Jesús, entonces, no sería realmente Salvador y Señor, sino que Satanás continúa reinando. Además, sancionar a las personas en pecado grave no es de ninguna manera un acto benévolo o amoroso, ya que uno está respaldando un estado en el que podrían ser eternamente condenados, poniendo así en peligro su salvación. Del mismo modo, a su vez, uno también está insultando a tales pecadores graves, ya que uno está sutilmente diciéndoles que son tan pecadores que ni siquiera el Espíritu Santo es lo suficientemente poderoso como para ayudarlos a cambiar sus caminos pecaminosos y hacerlos santos. Ellos serían intrínsecamente no salvables.
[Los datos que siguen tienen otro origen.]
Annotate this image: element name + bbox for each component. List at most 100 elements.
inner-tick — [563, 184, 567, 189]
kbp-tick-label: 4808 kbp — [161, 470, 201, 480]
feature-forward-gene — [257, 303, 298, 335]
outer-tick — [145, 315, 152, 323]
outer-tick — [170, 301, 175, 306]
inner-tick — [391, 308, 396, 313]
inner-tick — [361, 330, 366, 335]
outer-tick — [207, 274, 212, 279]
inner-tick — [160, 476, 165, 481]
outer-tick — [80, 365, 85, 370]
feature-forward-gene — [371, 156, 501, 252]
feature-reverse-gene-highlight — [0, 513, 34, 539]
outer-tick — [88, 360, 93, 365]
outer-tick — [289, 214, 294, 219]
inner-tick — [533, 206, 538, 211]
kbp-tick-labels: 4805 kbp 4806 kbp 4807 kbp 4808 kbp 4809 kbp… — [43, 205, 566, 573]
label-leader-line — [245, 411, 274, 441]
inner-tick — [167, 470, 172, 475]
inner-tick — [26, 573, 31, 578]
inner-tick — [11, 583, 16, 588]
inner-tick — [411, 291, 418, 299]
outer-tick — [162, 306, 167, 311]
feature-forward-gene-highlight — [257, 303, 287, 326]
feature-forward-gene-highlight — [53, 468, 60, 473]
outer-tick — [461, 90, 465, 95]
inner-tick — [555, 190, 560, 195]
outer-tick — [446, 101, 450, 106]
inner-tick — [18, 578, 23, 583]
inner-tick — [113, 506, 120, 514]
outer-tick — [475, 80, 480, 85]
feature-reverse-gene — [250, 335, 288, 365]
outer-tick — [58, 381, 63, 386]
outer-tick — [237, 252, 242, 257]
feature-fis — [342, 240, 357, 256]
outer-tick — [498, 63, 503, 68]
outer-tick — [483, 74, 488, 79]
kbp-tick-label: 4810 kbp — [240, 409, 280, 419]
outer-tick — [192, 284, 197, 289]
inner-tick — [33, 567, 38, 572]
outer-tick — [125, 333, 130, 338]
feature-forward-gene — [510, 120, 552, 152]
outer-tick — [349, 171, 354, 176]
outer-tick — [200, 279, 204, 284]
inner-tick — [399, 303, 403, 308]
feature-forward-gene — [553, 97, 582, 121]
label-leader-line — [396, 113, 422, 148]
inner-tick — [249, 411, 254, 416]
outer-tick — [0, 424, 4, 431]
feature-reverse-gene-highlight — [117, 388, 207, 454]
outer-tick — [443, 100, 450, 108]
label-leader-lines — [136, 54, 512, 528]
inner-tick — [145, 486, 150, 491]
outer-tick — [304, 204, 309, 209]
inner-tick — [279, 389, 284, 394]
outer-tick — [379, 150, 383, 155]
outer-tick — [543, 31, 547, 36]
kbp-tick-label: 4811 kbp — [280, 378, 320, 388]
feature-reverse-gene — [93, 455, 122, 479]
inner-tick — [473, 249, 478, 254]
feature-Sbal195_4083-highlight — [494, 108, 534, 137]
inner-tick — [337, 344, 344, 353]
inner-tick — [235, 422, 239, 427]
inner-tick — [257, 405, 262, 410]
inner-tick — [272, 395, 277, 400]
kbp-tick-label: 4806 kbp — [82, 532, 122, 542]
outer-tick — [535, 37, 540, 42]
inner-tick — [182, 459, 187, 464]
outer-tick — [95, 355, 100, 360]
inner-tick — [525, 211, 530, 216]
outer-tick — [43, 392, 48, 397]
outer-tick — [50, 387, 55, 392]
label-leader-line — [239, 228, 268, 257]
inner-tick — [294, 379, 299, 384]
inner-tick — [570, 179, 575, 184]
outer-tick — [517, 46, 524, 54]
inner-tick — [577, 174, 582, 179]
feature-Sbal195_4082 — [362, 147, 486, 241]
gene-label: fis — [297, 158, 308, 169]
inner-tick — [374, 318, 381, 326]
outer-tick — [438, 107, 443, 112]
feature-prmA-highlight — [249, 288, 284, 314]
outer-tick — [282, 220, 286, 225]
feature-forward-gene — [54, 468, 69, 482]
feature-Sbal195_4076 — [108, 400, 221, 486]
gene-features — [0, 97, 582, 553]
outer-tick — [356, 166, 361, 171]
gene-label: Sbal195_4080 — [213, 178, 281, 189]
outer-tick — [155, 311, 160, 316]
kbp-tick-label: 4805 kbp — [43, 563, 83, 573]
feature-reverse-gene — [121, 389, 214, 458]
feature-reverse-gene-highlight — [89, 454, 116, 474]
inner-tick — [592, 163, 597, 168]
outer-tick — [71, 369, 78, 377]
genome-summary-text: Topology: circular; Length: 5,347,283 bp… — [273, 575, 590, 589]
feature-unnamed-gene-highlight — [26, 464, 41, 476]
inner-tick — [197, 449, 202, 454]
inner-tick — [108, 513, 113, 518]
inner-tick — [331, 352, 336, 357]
En realidad, sin embargo, lo que finalmente se ofrece es la admisión de que la Iglesia de Jesucristo no es realmente santa y por lo tanto incapaz de santificar verdaderamente a sus miembros. Por último, el escándalo como la consecuencia pastoral pública de permitir que las personas en pecado grave manifiesto reciban la Sagrada comunión. 


No es simplemente que los miembros fieles de la comunidad eucarística estarán consternados y probablemente descontentos, sino, lo que es más importante, sentirán la tentación de pensar que ellos también pueden pecar gravemente y continuar en buena relación con la Iglesia. ¿Por qué intentar vivir una vida santa, incluso una vida virtuosa heroica, cuando la Iglesia misma parece no exigir ni una vida así, ni siquiera alentar esa vida? Aquí la Iglesia se convierte en una burla de sí misma y esa farsa no engendra nada más que desprecio y desdén en el mundo, y burla y cinismo entre los fieles, o en el mejor de los casos, una esperanza contra esperanza entre los más pequeños.